Since Waterfall is a linear process requiring a project to be completed in sequential steps, clients will expect the UX team to deliver in the same way as a development team. On the contrary, this methodology requires an entirely different process with estimation of tasks and time for each deliverable.
Therefore, it’s important to take into account the tools and advantages Agile practices can offer. Before jumping into action:
- Align your clients’ expectations with the different disciplines. Together, map out the milestones and tasks each team will focus on during each sprint. A Jira board, for instance, can be implemented so the entire team can gain a broader view of what the client has planned for either the product’s MVP or the Q at issue.
- Make it clear that even though you’re part of a cross-functional team, the Design team will follow and couple its process into the sprint estimation.
- As a designer, you can also have tracking tickets, but take into account that your tasks and their estimation points will differ from how developers usually do them.
- Ask your project manager or business analyst to document the user stories linked to the tasks you’ll be working on so everyone can stay on track with the design effort.
- Try to have your stakeholder present once the sprint starts to ensure everyone agrees on the work you’ll be doing during that period.
- Lastly, be sure to schedule a weekly or bi-weekly demo so you can showcase the UX progress you’ve been making.
- To get past the idea of UX only delivering mockups and prototypes, once you’ve reached a milestone or finished a task, present it to your stakeholders. It’s wise to do so not only to increase visibility of your work, but also so you can receive and take into consideration their feedback for future enhancements.
- Once you’ve finished making enhancements, send them or demo them again, but make sure to document all the approvals and changes that have been requested. Doing so either via email or with a document checkbox will prevent future disagreements between stakeholders.
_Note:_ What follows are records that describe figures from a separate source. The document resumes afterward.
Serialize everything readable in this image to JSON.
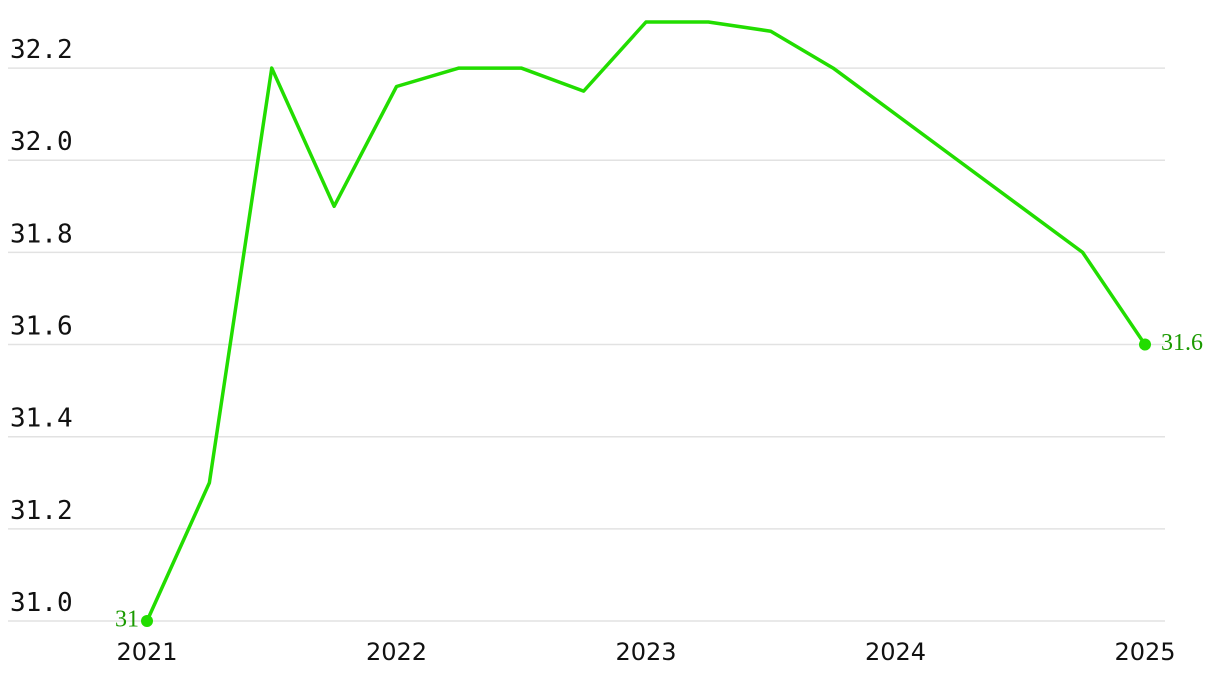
{
  "chart_data": {
    "type": "line",
    "x": [
      2021,
      2021.25,
      2021.5,
      2021.75,
      2022,
      2022.25,
      2022.5,
      2022.75,
      2023,
      2023.25,
      2023.5,
      2023.75,
      2024,
      2024.25,
      2024.5,
      2024.75,
      2025
    ],
    "series": [
      {
        "color": "#22dd00",
        "values": [
          31.0,
          31.3,
          32.2,
          31.9,
          32.16,
          32.2,
          32.2,
          32.15,
          32.3,
          32.3,
          32.28,
          32.2,
          32.1,
          32.0,
          31.9,
          31.8,
          31.6
        ]
      }
    ],
    "xlim": [
      2021,
      2025
    ],
    "xticks": [
      2021,
      2022,
      2023,
      2024,
      2025
    ],
    "ylim": [
      31.0,
      32.3
    ],
    "yticks": [
      {
        "value": 31,
        "label": "31.0"
      },
      31.2,
      31.4,
      31.6,
      31.8,
      {
        "value": 32,
        "label": "32.0"
      },
      32.2
    ],
    "grid": true
  }
}
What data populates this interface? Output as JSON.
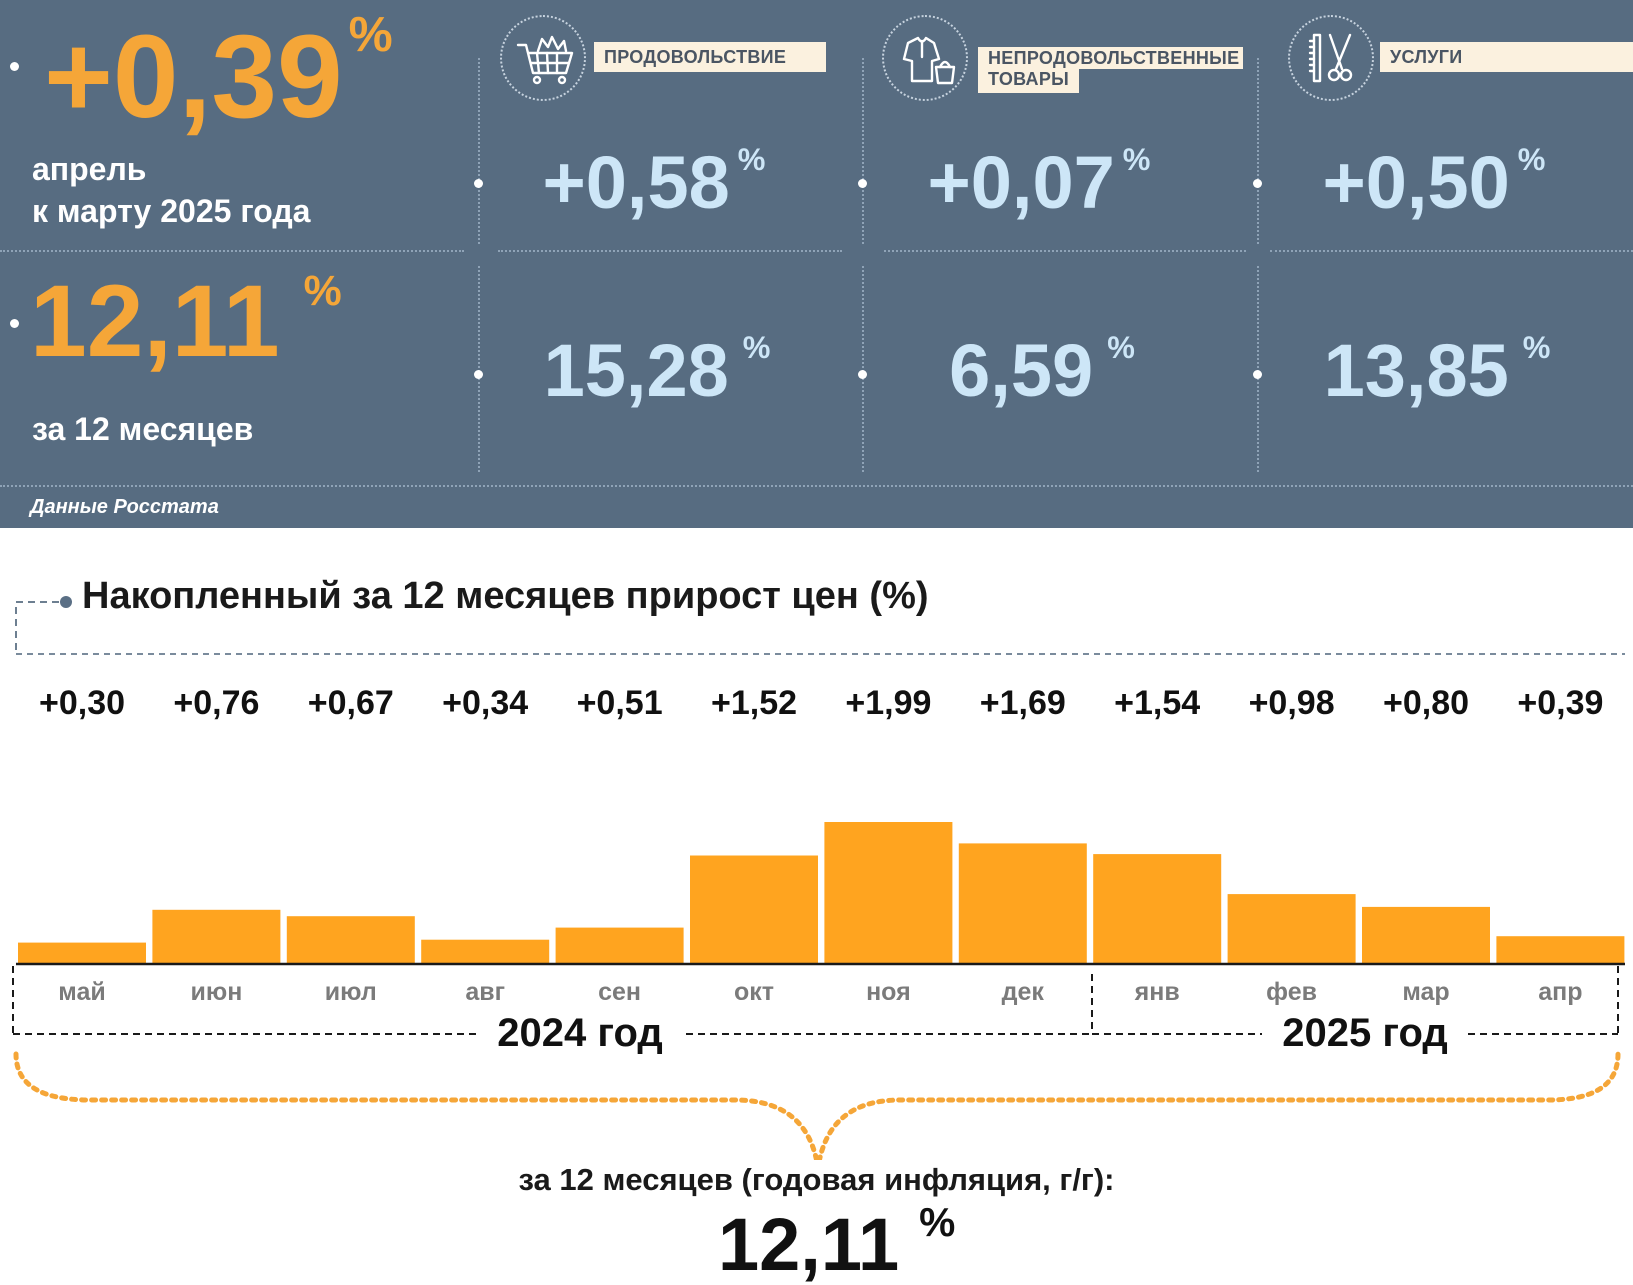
{
  "summary": {
    "monthly_value": "+0,39",
    "monthly_caption_line1": "апрель",
    "monthly_caption_line2": "к марту 2025 года",
    "annual_value": "12,11",
    "annual_caption": "за 12 месяцев",
    "percent_sign": "%",
    "source": "Данные Росстата"
  },
  "categories": [
    {
      "label": "ПРОДОВОЛЬСТВИЕ",
      "monthly": "+0,58",
      "annual": "15,28",
      "icon": "shopping-cart-icon"
    },
    {
      "label_line1": "НЕПРОДОВОЛЬСТВЕННЫЕ",
      "label_line2": "ТОВАРЫ",
      "monthly": "+0,07",
      "annual": "6,59",
      "icon": "clothes-bag-icon"
    },
    {
      "label": "УСЛУГИ",
      "monthly": "+0,50",
      "annual": "13,85",
      "icon": "comb-scissors-icon"
    }
  ],
  "chart_data": {
    "type": "bar",
    "title": "Накопленный за 12 месяцев прирост цен (%)",
    "categories": [
      "май",
      "июн",
      "июл",
      "авг",
      "сен",
      "окт",
      "ноя",
      "дек",
      "янв",
      "фев",
      "мар",
      "апр"
    ],
    "values": [
      0.3,
      0.76,
      0.67,
      0.34,
      0.51,
      1.52,
      1.99,
      1.69,
      1.54,
      0.98,
      0.8,
      0.39
    ],
    "value_labels": [
      "+0,30",
      "+0,76",
      "+0,67",
      "+0,34",
      "+0,51",
      "+1,52",
      "+1,99",
      "+1,69",
      "+1,54",
      "+0,98",
      "+0,80",
      "+0,39"
    ],
    "year_groups": [
      {
        "label": "2024 год",
        "months": 8
      },
      {
        "label": "2025 год",
        "months": 4
      }
    ],
    "bar_color": "#ffa41f",
    "total_caption": "за 12 месяцев (годовая инфляция, г/г):",
    "total_value": "12,11",
    "total_unit": "%"
  }
}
Your duties and potential challenges as a UX/UI team member will include maintaining a voice and being a point of reference within the project, proposing and suggesting solutions, and guiding your team and the stakeholders to agree on the business problem, the desired outcomes, and the benefits and value the user will get from the product.
Trust yourself and the knowledge you have, and remember that the best way to learn is by doing. You may face edge cases and working environments that will take you out of your comfort zone, and that’s okay. Above all, focus on demonstrating that your work is valuable and proving that the implementation of UX is a must-have in today’s projects.